Совершенно очевидно, что принципиальная перемена в роли пехоты была вызвана изменившейся военно-политической обстановкой X в. В отличие от «Стратегикона» конца VI в., уделяющего пехоте второстепенное внимание, «Стратегика» Никифора уделяет две первые главы именно пешим подразделениям. Из численности, определяемой для главной полевой армии, становится ясным, что значение пехоты было наконец признано, а количественно она составляла главную силу армии. Стратегическое планирование и тактика на поле боя, принятые в конце X в., гораздо больше учитывали значение пехоты, чем это было в течение всех трех предшествующих столетий. Пехота не только составляла основу армии, но и вдвое превосходила кавалерию по численности. Пехотинцы были разделены по видам оружия в каждой таксиархии, а прямые инструкции, установленные в «Стратегике», свидетельствуют о существенно возросшей дисциплине и выучке, которые, как ожидалось, они должны были проявить. Византийские историки второй половины X в. хвалят Никифора II и Иоанна I Цимисхия за то, что они насаждали дисциплину и много занимались обучением войск, а «Стратегика» перечисляет стадии тренировки, через которые должны были проходить отдельные бойцы, отряды и вся армия в целом. Рост значения пехоты в этот период подчеркивается тем обстоятельством, что все пешие войска были объединены под началом одного старшего офицера, оплитарха или архегета, который отвечал лично перед главнокомандующим за их обучение, дисциплину и эффективность в бою[1515].
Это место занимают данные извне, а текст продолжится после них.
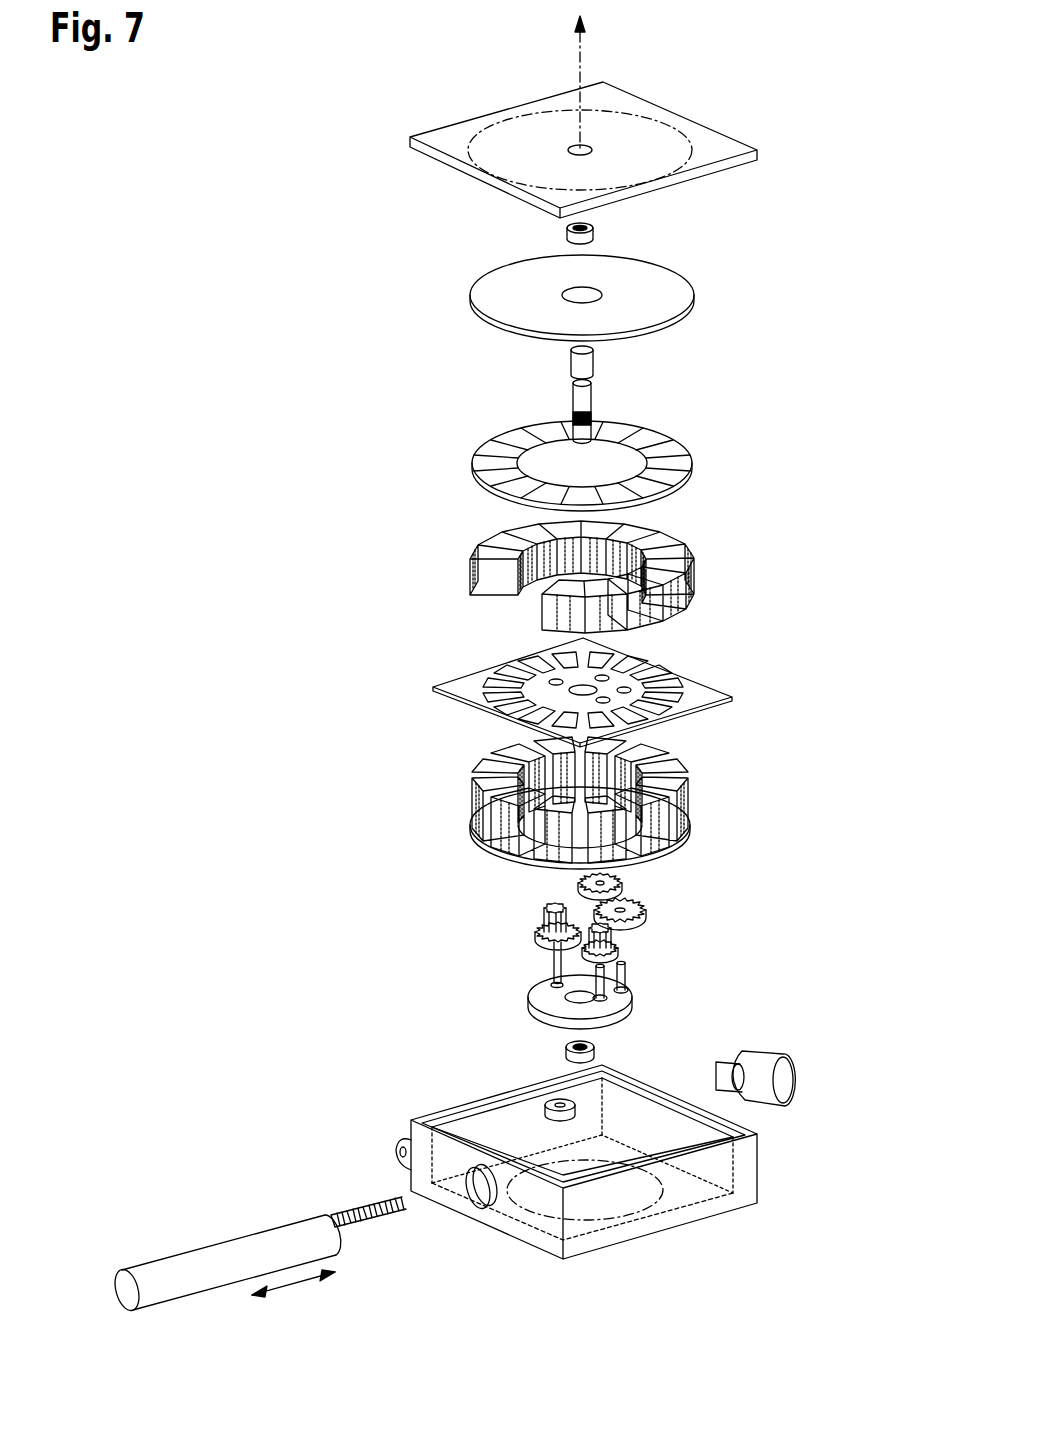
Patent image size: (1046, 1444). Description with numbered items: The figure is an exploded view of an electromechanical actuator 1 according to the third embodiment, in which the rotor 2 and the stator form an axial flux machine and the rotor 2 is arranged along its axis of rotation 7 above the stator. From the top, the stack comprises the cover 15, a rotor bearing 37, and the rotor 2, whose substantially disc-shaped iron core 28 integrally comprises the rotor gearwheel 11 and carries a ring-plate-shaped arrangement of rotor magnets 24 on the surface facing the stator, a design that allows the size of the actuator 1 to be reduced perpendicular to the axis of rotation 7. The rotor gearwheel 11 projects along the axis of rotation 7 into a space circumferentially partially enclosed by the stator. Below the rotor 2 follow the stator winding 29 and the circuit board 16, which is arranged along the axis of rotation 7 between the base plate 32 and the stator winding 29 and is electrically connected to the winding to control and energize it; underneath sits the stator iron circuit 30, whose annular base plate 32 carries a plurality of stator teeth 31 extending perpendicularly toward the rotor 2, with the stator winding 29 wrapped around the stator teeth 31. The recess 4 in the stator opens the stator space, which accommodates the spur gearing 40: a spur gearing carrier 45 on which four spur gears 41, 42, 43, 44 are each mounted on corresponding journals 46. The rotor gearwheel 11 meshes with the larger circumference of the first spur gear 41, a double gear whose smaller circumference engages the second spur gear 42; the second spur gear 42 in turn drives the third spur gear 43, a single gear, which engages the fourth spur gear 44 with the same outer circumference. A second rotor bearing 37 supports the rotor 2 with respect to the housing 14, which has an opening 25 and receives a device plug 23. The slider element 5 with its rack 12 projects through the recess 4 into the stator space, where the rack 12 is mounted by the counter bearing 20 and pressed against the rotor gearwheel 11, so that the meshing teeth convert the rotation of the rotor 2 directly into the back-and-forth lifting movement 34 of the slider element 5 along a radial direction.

The electromechanical actuator 1 is at (320, 98).
The rotor 2 is at (793, 273).
The recess 4 is at (503, 608).
The slider element 5 is at (185, 1252).
The axis of rotation 7 is at (583, 42).
The rotor gearwheel 11 is at (574, 400).
The rack 12 is at (375, 1208).
The housing 14 is at (718, 1215).
The cover 15 is at (716, 132).
The circuit board 16 is at (708, 679).
The counter bearing 20 is at (570, 360).
The device plug 23 is at (780, 1054).
The rotor magnets 24 is at (690, 444).
The opening 25 is at (470, 1195).
The iron core 28 is at (690, 295).
The stator winding 29 is at (692, 556).
The stator iron circuit 30 is at (812, 775).
The stator teeth 31 is at (692, 800).
The base plate 32 is at (688, 832).
The lifting movement 34 is at (288, 1287).
The rotor bearings 37 is at (598, 230).
The spur gearing 40 is at (743, 862).
The first spur gear 41 is at (535, 932).
The second spur gear 42 is at (647, 910).
The third spur gear 43 is at (625, 883).
The fourth spur gear 44 is at (622, 949).
The spur gearing carrier 45 is at (625, 1010).
The journals 46 is at (633, 973).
И все-таки слабость пехоты, особенно перед лицом тяжелой кавалерии, была общепризнана и хорошо осознавалась. Основным построением боевого порядка были пустые внутри каре, квадратной или прямоугольной формы в зависимости от рельефа местности, которые должны были отражать обходные атаки вражеской конницы, стать укрытием для византийской кавалерии в случае ее поражения и (что очень важно) быть средством помешать самим пехотинцам обратиться в бегство[1516].
Подобная тактика была принята, вероятно, во второй четверти X в., во время первых наступательных войн этого периода. Роль в наступательном сражении была весьма ограничена. Трактаты 50 — 60-х гг. X в. со всей очевидностью демонстрируют, что главной ударной силой во время атаки по-прежнему считалась кавалерия (Syll. Tact., § 47, 19; РМ, I, 5–7, 12, 16; II, 5, 9-10, 14–17).